Fascinating isn’t it? Neither you, nor I nor “K” do things without a reason. There’s always a payoff on some level. Even “K’s” vomiting had rewards – the positive feelings of completion and satisfaction.
Lose the Problem – Keep the Payoff
“Try this out in your mind,” I said. “Go to a time when you’re sitting at the table and you’ve eaten enough that you’ve met your body’s needs. What would it be like to feel that satisfaction and completion now.” At this point I fired the anchor, bringing back those positive feelings.
You could see utter confusion on her face at first. As her brain rewired this situation and she began to feel satisfaction and completion her face smoothed out and the beginnings of a smile caused the corners of her lips to turn up. “I could stop eating and feel perfectly satisfied,” she said.
In hypnosis, I led her through several scenarios which typically gave her trouble. In each instance we triggered feelings of satisfaction and completeness at the “decision point.”
A few weeks ago, “K” wrote me again. “About 3 (or maybe 4?!) years ago you treated me for bulimia. You should know that you are a miracle worker. I haven’t had the urge for that behavior at all since I saw you. I can’t begin to tell you how you helped me.”
Am I a miracle worker? Not quite! It’s just a matter of taking a systematic approach to getting the right information from your hypnotic subject. Once you have that information, the rest is easy.
How to Do it
But what does that have to do with you and what you want to accomplish with hypnosis?
Here’s the process behind what I did. You can do it too – for almost any problem, no matter how big or small.
1) Figure out what feeling is the payoff is for the current behavior. What do they get out of doing what it is they want to stop?
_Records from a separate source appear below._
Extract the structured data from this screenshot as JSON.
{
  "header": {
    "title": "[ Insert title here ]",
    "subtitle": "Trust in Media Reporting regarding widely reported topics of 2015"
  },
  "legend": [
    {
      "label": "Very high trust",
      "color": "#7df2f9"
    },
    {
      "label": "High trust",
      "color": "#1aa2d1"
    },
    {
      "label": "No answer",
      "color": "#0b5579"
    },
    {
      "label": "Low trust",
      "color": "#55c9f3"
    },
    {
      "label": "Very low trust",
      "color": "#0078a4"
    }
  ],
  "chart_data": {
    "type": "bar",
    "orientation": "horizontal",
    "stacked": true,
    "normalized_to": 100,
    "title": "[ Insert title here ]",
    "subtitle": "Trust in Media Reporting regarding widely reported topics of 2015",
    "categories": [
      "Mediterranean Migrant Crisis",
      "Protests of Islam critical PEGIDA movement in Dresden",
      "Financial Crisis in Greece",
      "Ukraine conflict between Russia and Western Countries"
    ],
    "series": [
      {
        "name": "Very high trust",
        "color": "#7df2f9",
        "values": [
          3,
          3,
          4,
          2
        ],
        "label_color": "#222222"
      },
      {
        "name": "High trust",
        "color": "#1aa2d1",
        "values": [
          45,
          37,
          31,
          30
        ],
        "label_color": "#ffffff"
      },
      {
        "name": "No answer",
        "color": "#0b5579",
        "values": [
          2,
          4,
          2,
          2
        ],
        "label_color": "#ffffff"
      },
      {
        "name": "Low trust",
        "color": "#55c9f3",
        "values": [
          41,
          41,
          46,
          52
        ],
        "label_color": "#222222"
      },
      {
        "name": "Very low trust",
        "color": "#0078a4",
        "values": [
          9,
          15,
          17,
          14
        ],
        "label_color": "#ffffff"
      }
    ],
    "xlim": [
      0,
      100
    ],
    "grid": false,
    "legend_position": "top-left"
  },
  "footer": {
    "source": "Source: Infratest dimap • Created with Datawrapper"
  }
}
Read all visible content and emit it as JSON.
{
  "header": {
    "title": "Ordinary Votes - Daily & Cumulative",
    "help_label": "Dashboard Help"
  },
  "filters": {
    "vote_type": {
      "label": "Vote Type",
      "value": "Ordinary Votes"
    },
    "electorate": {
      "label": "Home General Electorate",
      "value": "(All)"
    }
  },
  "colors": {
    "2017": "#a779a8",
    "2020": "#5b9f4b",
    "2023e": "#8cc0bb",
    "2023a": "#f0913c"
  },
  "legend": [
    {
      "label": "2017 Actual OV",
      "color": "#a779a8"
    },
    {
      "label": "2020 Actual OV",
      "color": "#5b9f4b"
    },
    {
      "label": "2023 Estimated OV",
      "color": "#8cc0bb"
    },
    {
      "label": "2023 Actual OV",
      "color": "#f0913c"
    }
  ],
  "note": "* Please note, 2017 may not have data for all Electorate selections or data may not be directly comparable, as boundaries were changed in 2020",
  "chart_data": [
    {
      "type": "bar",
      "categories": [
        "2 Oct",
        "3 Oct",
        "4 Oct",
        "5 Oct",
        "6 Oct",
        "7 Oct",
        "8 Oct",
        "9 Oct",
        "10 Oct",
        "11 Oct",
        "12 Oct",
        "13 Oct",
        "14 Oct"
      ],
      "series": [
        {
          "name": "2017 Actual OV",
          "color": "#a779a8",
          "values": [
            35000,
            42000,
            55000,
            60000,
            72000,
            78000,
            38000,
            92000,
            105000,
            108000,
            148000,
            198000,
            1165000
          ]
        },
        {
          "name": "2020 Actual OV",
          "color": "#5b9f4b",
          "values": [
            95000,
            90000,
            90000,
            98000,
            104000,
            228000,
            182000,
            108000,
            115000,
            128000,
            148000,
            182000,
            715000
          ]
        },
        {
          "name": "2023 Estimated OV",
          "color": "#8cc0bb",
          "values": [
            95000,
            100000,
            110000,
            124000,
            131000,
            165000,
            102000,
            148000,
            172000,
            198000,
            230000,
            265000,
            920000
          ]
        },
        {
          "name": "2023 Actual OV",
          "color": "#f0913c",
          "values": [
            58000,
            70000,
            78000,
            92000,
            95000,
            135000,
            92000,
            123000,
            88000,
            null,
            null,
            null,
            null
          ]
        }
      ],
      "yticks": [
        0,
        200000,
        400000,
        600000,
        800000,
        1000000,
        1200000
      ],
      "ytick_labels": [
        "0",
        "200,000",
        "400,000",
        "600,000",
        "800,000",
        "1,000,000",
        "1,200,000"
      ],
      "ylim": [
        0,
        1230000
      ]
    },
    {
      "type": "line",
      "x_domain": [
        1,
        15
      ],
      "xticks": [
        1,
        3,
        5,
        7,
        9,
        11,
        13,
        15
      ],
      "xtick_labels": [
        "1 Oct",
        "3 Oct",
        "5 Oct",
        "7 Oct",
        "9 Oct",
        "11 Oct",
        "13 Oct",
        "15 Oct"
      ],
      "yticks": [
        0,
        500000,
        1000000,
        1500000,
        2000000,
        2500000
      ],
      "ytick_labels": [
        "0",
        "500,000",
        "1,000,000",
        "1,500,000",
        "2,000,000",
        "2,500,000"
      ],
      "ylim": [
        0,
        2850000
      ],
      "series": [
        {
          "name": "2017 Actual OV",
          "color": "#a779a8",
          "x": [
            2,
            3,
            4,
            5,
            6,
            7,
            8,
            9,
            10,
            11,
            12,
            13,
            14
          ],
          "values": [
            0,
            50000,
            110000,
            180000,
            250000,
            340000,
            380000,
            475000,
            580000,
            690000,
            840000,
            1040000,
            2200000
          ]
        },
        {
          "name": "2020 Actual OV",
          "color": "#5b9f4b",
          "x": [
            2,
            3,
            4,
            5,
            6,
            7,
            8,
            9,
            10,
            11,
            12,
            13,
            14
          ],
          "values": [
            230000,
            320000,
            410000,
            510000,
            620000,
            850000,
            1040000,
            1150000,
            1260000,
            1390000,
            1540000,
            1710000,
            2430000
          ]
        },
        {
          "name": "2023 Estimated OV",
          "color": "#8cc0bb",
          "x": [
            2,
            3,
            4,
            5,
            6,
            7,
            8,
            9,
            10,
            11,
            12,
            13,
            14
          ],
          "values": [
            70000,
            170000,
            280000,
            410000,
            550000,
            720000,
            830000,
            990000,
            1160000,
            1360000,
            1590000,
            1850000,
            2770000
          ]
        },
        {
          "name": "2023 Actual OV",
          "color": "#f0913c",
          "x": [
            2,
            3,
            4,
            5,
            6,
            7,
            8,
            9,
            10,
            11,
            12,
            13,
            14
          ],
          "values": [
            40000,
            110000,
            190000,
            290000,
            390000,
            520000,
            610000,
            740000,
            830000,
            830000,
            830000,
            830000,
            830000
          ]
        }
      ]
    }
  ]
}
For a smoker, it might be a feeling of satisfaction from smoking. Someone who overeats might get a feeling of comfort from the food (these are just examples, it will be different for each person).
2) Take those positive feelings, amplify them and make sure you can trigger them later.
3) Take them back mentally to the decision point (the instant they decide to do the smoking, overeating or whatever). At the decision point trigger the anchor to give them the positive feelings.
4) In a trance, lead them through several such instances and suggest that any time in the future, they’ll automatically have those positive feelings without the old behavior.